There must be alternatives to prison for debtors, and those not paying fines
Far too many non-violent people have been sent to prison for the non-payment of fines or their failure to discharge debts. These are people who don’t belong in the custodial prison system. It would be far more appropriate to garnish their earnings or social welfare payments in combination with community service. The new government appears to have proposals in this area in the program for government and I welcome them and would push for their early implementation.
It seems odd to me that whenever any practical alternatives to prison are suggested certain sectors of society completely lose the plot; whether it is ankle bracelets, curfews, or random testing for drugs. We seem to have embedded in our heads, both on the left and the right of the political debate, a belief that it is prison or nothing else. As free citizens we have many rights including the right to liberty which could be curbed in the case of those convicted of non violent offences. Why for example should we not prevent someone from being able to consume of alcohol in future if they are convicted of an alcohol related crime? We could even consider in extreme situations the ongoing drug and alcohol testing of some offenders post release or the electronic monitoring of sex offenders beyond their prison term. We should explore possible non-custodial options for non-violent offenders who aren’t a danger to society as they come up.
Support for victims and their families while prosecutions are ongoing.
Victims of crime should be consulted and advised of the progress of the case though they should be able to opt out of this if they so choose. We should not have cases where someone is released back into the community without the victims being aware of it. This happens all too often and in particular for victims of sexual crimes seeing their assailant back in their home town without warning is just unacceptable.
Renewing the political commitment to community policing
Community policing is often the Cinderella service with officers moved on as there is not a career path for them. We need to make being a Community Garda a possibility for life-long service if the officer so chooses. Attention must be paid to ensuring that community policing is recognised as a priority and that suitable career paths are opened up within the structures of the Gardaí to ensure that talented policing skills are attracted and remain within community policing.

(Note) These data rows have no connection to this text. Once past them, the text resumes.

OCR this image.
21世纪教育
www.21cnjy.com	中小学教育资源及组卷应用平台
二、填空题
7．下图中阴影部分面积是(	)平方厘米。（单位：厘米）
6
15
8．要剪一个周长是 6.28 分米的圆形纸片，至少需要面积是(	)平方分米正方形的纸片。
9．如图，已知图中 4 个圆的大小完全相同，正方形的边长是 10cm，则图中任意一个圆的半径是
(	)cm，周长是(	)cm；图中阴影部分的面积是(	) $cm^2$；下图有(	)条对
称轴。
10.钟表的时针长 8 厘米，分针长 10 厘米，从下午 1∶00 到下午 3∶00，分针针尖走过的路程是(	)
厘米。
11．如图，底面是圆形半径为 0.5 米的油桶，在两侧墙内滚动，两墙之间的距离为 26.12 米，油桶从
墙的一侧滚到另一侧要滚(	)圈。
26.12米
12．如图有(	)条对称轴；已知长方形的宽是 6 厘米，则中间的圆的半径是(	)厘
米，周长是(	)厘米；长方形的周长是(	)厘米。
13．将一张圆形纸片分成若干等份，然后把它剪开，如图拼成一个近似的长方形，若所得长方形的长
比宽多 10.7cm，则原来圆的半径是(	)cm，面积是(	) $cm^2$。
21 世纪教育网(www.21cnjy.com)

This form of policing is proving to be very effective in making communities safer places to live. Their presence regular in the community reduces tension between the police and marginalised communities.
This is moreover the case in dealing with young people and any anti-social behaviour that can arise as young men especially make the transition into manhood. It also serves to enhance the ability of the Gardaí to detect serious crimes. However, political commitment to community policing needs to be expressed through more resources and also through the involvement of the community and local democratic structures in identifying policing priorities.
We should reserve money seized by CAB for drug rehabilitation.
This is a simple position that has overwhelmingly public support. We should ring-fence money seized by CAB for rehab groups and community based initiatives to prevent drug abuse.